Guidati da una ideologia di rottura, trasgressiva e dirompente, molti giovani rompono davvero con la loro estrazione sociale e dalla rottura nascono un intreccio inscindibile tra sfera privata e dimensione pubblica e un concetto nuovo di "inclusione", che non deriva dal dialogo ma dalla contrapposizione. Includere diventa così tenere assieme tutte le anime del dissenso per abbattere gli steccati e le separatezze della società borghese: studenti con studenti, operai con operai e via su questa linea. Una "inclusione" che non tiene conto delle regole borghesi e costituisce di per sé un elemento di rottura in una società che, mummificata la Resistenza, è tornata ai vecchi privilegi di classe, alla divisione tra borghesi, operai e sottoproletari in una città in cui persino il reticolo delle vie e dei quartieri esprime "gerarchie". I 35.000 giovani studenti non napoletani condannati a una nuova inaccettabile esclusione, che li spinge a tornare ogni volta che possono nei luoghi di provenienza del Cilento, della Calabria e del Sud Continentale, reagiscono anzitutto all'obbligo di "stare al proprio posto", al vecchio principio gerarchico fascista passato pari pari nelle repubblica col suo significato preciso di strumento di controllo sociale e di repressione. E' vero, presto la cappa dell'ideologia diventa pesante e genera confusione - la famiglia non è l'università e l'università non è la fabbrica - tuttavia, dalla radicalità delle posizioni nascono momenti indiscutibilmente alti e capaci di mettere in moto processi di cambiamento reali. Mentre il pendolarismo degli studenti porta i temi della protesta nell'intero Sud e getta i semi di nuove lotte in terre di tradizionale "rassegnazione", nelle periferie, disoccupati, ambulanti, "marginali" storicamente lontani dalla politica saltano barriere, superano diffidenze, gelosie e differenze di genere, intessono rapporti di nuova solidarietà e nei cortei, assieme a studenti e operai, si vedono sfilare popolane e scugnizzi.

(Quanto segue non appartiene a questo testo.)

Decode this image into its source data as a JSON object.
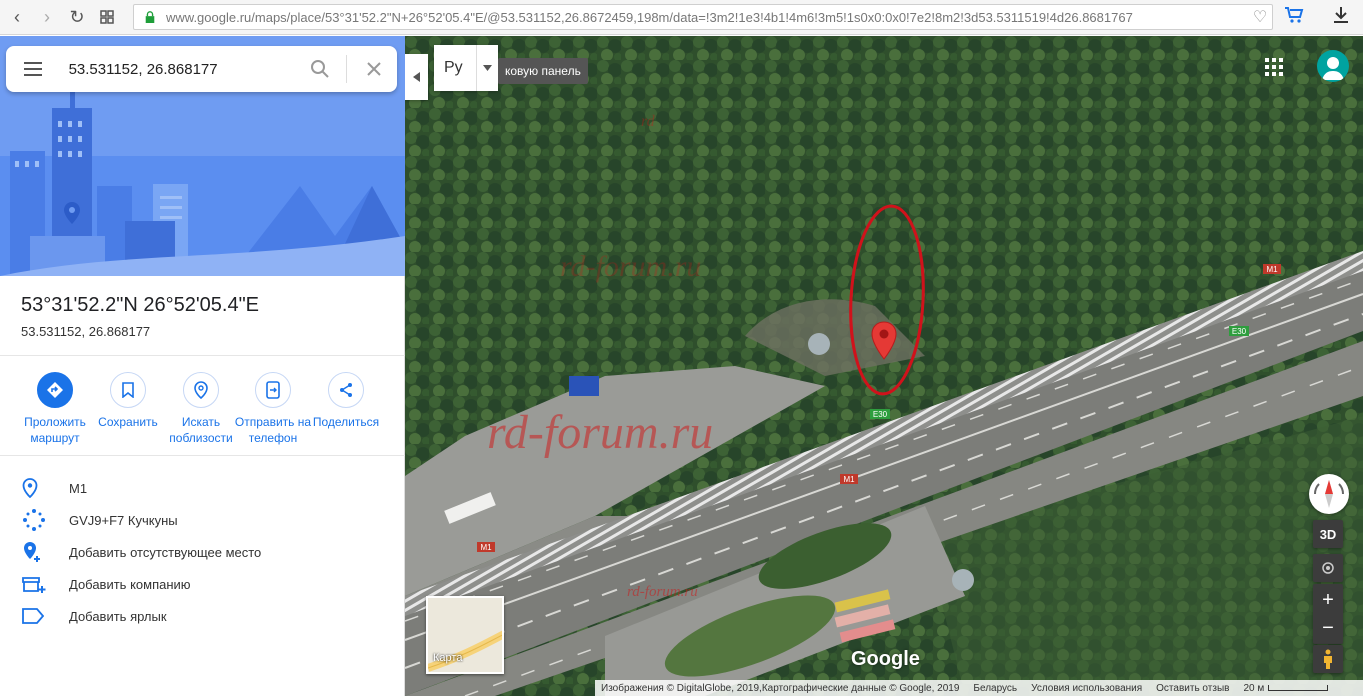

Come ogni fenomeno, anche il Sessantotto finisce. Carmen Pellegrino fissa una data conclusiva: il 12 dicembre del 1969 con l'attentato di Piazza Fontana. Dopo, sostiene, ed è difficle non essere d'accordo, dopo è un'altra storia.

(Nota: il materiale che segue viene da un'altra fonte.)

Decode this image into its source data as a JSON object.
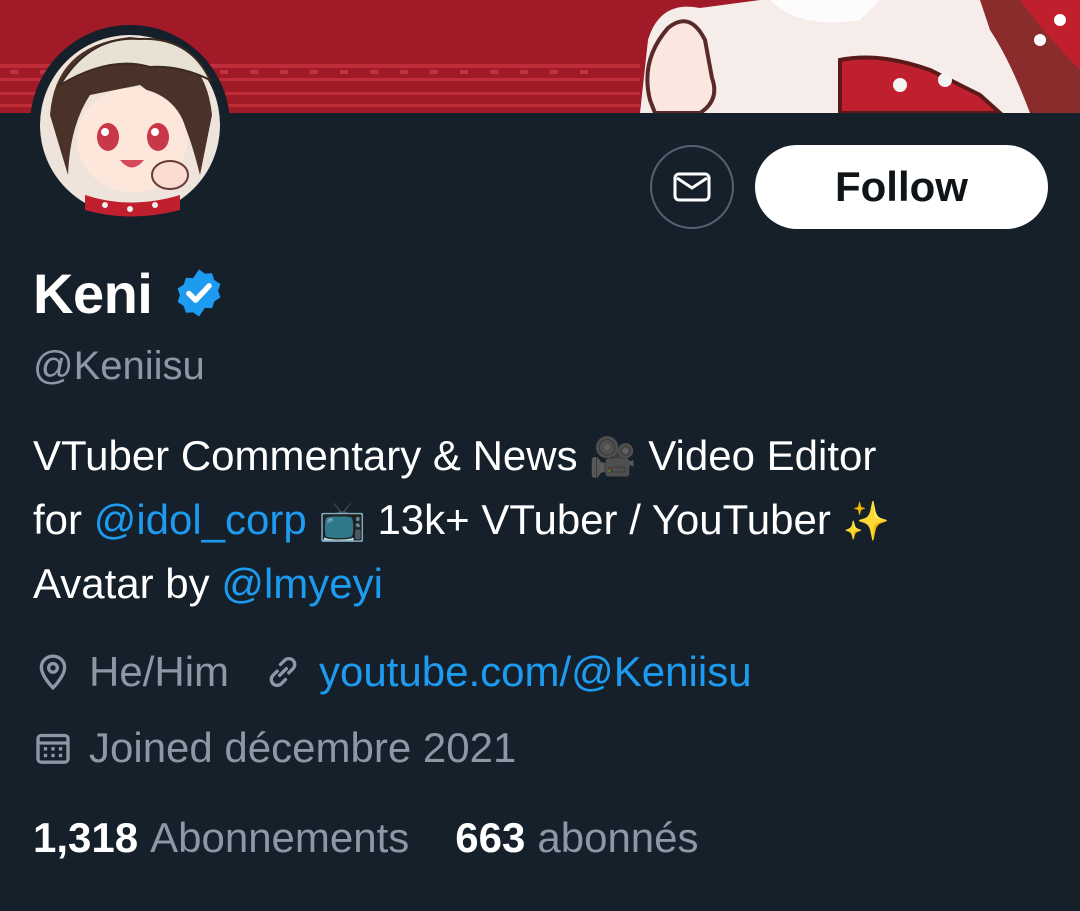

Servì a qualcosa? Il saggio offre dati concreti su cui riflettere. Il voto nei quartieri un tempo monarchici, fascisti e clericali, che nel '46 si era espresso contro la Repubblica, nel '74 è capovolto: la gente vota in massa il divorzio. Il sindacato profondamente mutato, lo Statuto dei lavoratori, il nuovo diritto di famiglia e le nuove condizioni della donna sono figli delle lotte di quegli anni. E non è evidentemente un caso se la destra spara oggi a zero proprio sul Sessantotto: cancellarne i principi, significa tornare ad una società chiusa e nuovamente stretta tra repressione e gerarchizzazione.